• Stellantis has announced they’re ‘resetting’ their business.
  • Company is dialing back on EVs and embracing choice.
  • Expects to lose up to $24.8 billion in second half of 2025.

Following the ouster of Carlos Tavares, Stellantis has been making big changes. As part of the shakeup, the company killed plug-in hybrids in North America and axed the fully electric Ram 1500 REV. Ram also brought back the 5.7-liter Hemi V8 and the supercharged 6.2-liter V8 in the TRX.

These are notable developments and they’re costing Stellantis a fortune. In particular, the automaker announced a $26.2 (€22.2) billion charge that is primarily related to their shift towards “freedom of choice.” This effectively means consumers can choose the powertrain of their liking as the company will offer internal combustion engines, hybrids, and EVs.

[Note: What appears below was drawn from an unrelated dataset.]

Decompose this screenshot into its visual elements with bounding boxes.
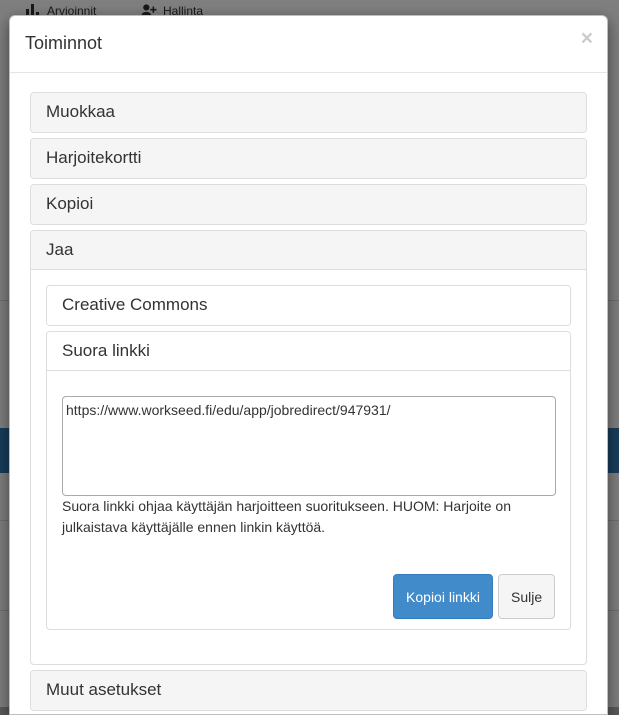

More: Stellantis Quietly Kills Its Plug-In Hybrids In America

The revelation was part of a larger announcement, where the company revealed a “reset of its business.” We’ll learn more during Stellantis’ Investor Day event on May 21, but the automaker is dialing back on EVs as the “pace … needs to be governed by demand rather than command.”

 Stellantis’ Big Bet On EVs Was A $20 Billion Mistake

CEO Antonio Filosa said, “The reset we have announced today is part of the decisive process we started in 2025, to once again make our customers and their preferences our guiding star.” He added the massive charges “largely reflect the cost of over-estimating the pace of the energy transition that distanced us from many car buyers’ real-world needs, means and desires.”

Filosa also slammed his predecessor as he noted the “impact of previous poor operational execution, the effects of which are being progressively addressed by our new team.”

Breaking Down The Numbers

 Stellantis’ Big Bet On EVs Was A $20 Billion Mistake

Stellantis said $17.4 (€14.7) billion was due to re-aligning product plans with customer preferences and new emission regulations in the United States. It also reflects “significantly reduced expectations for BEV products.” Speaking of which, the company is writing off $3.4 (€2.9) billion related to cancelled projects.

Stellantis is also taking a $2.5 (€2.1) billion hit to “resize” their EV supply chain, while $6.4 (€5.4) billion is from other changes in the company’s operations such as workforce reductions in Europe.

For the second half of 2025, the company expects revenues of $92.2 – $94.6 (€78 – €80) billion. While that sounds pretty good, the company is expecting a net loss of $22.4 – $24.8 (€19 – €21) billion.

 Stellantis’ Big Bet On EVs Was A $20 Billion Mistake

That’s a jaw dropping figure and Stellantis is responding by eliminating the annual dividend for 2026. The company’s board also authorized issuing up to $5.9 (€5) billion in bonds.

Needless to say, investors were spooked and Stellantis stock tumbled a staggering 23.69% to close at $7.28 (€6.16) per share.

A Few Silver Linings

 Stellantis’ Big Bet On EVs Was A $20 Billion Mistake

Despite a lot of bad news, Stellantis revealed some positive developments including that second half consolidated shipments rose 11% to 2.8 million units. The company went on to note they saw growth in a number of key markets including North America, South America, Enlarged Europe, China, and the Middle East & Africa region.

The company is also addressing quality problems and this seems to be working. Stellantis said the “number of issues reported for vehicles in their first month of service decreased over 50% in North America, and over 30% in Enlarged Europe since the beginning of 2025.” The company chalked part of this early success up to improved methods and beefing up their engineering teams.

Furthermore, Stellantis is hoping a slew of new and updated products will drive sales. Key among them is the new Jeep Cherokee, Compass, and Recon as well as the facelifted Grand Cherokee and Grand Wagoneer. The Dodge Charger should also get a boost from a new twin-turbo inline-six, while the Hemi-powered Ram 1500 is already proving popular.